In case you haven't heard, Donald Trump has been soundtracking his rallies and appearances with some iconic gay tracks. We aren't just talking buzzy pop tracks that the gays have adopted, no we mean Village People gay. Like gay-gay.
On Monday, when Trump was in India he attended a rally of apparently 130,000 people in Sardar Patel Stadium. And for his entrance music, the Deplorable-in-Chief walked out to the 1978 track "Macho Man." Yeah, like gay-gay! It was understandably a disorienting experience for many, given how closely associated the track is with the LGBTQ+ community, and importantly, how Trump and his administration have actively worked against this very community.
Some fans took it upon themselves to contact the band in hopes that they would bar Trump from using the song. If they did they would join the likes of Queen, Adele and Aerosmith. Rihanna notably issued a cease and desist after finding out on Twitter that Trump was using her song "Don't Stop the Music."
"Currently, Rihanna's 'Don't Stop the Music' is blaring in Chattanooga as aides toss free Trump T-shirts into the crowd, like a ball game," a Washington Post reporter tweeted. "Everyone's loving it."
Rihanna saw the tweet and responded to it. "Not for much longer," she wrote. ""Me nor my people would ever be at or around one of those tragic rallies, so thanks for the heads up Philip!"
Well now, The Village People have made their decision.
"We have received numerous requests demanding that we prevent or ban President Donald Trump's use of our songs, particularly 'Y.M.C.A.' and 'Macho Man,'" they wrote to Facebook. "Since our music is not being used for a specific endorsement, the president's use is 'perfect[ly]' legal.
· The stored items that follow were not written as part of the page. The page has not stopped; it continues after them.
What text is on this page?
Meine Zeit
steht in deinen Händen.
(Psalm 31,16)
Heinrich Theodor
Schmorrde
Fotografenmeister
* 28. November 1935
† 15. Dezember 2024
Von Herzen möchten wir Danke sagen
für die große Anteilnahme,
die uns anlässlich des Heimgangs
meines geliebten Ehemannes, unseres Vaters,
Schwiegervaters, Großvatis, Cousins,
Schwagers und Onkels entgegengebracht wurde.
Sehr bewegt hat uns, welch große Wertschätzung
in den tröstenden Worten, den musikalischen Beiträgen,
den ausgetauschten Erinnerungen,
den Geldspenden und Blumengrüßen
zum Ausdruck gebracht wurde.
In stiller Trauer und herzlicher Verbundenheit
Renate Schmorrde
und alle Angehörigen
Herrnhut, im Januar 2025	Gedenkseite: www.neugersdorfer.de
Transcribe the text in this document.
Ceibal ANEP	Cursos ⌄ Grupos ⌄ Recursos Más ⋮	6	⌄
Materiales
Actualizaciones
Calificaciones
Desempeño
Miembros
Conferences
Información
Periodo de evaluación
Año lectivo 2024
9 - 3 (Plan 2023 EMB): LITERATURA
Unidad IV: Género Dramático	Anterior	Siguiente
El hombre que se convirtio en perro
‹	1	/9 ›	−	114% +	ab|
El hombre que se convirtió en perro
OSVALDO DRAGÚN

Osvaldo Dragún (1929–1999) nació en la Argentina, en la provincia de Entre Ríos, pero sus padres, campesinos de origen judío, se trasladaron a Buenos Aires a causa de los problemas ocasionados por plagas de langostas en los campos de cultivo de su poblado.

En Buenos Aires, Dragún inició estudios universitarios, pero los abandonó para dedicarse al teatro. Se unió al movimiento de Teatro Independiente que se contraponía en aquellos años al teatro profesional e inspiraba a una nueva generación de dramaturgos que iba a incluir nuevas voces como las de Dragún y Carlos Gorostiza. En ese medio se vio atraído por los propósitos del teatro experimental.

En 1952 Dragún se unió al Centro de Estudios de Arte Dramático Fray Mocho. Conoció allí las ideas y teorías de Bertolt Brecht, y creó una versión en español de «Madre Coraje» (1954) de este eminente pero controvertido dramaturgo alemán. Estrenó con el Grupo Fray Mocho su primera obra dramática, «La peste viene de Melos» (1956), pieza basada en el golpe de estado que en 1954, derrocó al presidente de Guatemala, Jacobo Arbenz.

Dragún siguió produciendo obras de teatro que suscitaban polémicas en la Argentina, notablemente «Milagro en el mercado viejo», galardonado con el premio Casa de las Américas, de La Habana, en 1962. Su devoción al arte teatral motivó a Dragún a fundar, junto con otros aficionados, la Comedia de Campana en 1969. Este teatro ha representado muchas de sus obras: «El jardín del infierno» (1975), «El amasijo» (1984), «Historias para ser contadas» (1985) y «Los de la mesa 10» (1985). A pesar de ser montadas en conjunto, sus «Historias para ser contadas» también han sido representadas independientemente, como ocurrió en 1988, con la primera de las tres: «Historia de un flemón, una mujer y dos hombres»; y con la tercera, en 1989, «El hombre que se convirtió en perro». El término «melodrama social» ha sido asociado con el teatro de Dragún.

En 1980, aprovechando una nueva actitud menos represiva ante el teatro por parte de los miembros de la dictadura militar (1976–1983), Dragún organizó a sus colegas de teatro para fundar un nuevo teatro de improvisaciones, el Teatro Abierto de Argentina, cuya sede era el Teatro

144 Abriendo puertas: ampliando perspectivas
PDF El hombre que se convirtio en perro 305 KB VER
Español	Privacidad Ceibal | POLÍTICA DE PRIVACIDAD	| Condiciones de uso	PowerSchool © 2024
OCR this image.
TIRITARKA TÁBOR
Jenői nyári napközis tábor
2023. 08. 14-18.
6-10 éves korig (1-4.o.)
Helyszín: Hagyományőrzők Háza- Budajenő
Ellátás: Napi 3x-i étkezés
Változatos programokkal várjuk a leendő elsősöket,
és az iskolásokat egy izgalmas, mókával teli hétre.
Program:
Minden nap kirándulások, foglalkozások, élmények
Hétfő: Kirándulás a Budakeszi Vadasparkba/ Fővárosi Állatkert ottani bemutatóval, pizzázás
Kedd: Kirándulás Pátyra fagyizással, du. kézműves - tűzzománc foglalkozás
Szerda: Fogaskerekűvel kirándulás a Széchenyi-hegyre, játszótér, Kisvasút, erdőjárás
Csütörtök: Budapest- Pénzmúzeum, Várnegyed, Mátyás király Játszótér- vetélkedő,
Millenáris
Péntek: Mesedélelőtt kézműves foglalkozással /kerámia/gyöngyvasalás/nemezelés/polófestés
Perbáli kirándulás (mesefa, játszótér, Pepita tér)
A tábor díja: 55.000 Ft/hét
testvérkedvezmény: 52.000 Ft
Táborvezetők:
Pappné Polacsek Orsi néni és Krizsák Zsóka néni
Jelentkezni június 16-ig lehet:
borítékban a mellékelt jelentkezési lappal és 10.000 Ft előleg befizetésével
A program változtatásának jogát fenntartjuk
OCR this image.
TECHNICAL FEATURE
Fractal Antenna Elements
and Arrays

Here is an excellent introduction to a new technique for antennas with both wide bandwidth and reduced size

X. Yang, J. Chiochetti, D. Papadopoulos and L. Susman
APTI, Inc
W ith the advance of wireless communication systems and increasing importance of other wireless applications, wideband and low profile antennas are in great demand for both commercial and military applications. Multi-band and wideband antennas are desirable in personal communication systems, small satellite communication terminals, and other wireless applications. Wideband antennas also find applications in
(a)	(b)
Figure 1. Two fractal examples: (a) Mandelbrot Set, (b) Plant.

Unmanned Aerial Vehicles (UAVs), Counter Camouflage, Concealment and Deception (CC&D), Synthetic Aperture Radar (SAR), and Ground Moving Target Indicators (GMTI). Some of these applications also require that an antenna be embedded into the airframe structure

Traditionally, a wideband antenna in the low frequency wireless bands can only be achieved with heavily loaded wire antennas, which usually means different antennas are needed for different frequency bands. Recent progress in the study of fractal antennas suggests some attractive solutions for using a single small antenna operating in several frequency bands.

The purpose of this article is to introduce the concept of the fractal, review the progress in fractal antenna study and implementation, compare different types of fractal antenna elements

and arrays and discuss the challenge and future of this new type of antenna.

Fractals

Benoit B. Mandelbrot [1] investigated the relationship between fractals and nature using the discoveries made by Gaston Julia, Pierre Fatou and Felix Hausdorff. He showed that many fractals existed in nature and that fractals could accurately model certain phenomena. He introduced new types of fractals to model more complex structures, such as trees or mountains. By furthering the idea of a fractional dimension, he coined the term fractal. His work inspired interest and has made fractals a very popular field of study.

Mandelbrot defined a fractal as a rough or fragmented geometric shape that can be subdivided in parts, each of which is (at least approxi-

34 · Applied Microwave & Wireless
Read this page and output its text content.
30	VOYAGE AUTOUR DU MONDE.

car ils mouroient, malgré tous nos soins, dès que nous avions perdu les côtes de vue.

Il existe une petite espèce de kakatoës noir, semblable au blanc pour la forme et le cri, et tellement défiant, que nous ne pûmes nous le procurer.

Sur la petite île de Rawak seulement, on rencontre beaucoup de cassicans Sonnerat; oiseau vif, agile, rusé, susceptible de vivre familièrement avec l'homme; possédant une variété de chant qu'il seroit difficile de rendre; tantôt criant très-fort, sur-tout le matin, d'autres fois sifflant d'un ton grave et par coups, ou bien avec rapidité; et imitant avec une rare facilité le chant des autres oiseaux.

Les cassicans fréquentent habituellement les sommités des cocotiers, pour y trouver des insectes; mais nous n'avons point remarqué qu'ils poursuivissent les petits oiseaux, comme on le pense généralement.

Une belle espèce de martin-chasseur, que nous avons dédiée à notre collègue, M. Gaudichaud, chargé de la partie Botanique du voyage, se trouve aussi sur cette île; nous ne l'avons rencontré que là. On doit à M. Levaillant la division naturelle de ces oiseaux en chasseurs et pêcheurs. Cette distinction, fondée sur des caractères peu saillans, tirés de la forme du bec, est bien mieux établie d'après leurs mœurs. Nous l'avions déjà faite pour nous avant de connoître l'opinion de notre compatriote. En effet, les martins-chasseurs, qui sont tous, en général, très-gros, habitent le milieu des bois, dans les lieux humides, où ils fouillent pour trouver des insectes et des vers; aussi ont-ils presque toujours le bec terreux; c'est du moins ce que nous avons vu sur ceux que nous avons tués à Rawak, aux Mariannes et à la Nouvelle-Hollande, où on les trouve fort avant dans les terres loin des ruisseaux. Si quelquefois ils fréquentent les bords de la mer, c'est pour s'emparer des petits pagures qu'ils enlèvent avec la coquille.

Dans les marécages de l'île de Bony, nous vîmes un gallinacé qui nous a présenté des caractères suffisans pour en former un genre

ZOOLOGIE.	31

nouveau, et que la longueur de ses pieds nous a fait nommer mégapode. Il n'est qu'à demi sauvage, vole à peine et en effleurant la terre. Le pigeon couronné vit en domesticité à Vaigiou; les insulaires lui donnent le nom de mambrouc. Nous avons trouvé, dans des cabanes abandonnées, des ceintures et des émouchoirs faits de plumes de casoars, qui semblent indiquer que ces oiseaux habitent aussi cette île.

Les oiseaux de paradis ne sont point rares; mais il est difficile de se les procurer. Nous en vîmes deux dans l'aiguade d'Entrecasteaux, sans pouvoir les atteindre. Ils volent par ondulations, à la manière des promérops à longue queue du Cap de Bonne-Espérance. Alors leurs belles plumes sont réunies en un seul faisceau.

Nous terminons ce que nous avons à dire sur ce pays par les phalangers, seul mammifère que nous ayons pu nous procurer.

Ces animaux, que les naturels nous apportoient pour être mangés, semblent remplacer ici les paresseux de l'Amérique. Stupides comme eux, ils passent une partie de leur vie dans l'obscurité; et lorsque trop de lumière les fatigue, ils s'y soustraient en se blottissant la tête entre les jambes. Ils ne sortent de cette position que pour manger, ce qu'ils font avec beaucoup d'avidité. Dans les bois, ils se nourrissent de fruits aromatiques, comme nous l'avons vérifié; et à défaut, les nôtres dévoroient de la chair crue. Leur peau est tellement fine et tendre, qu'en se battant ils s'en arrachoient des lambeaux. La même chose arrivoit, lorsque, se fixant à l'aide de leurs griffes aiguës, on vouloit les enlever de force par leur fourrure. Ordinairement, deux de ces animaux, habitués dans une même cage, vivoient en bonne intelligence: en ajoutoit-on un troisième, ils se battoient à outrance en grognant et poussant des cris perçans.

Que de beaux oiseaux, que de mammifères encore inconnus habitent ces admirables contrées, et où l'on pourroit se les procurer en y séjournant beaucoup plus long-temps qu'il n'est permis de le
"He has remained respectful in his use of our songs and has not crossed the line," they continued. "If he or any other candidate were to use any of our songs in a manner that would suggest our endorsement, or in a promotional advertisement, that would cross the line." Well that's disappointing.
"Our music is all-inclusive and certainly everyone is entitled to do the Y.M.C.A. dance, regardless of their political affiliation," they wrote. "Having said that, we certainly don't endorse his use as we'd prefer our music be kept out of politics."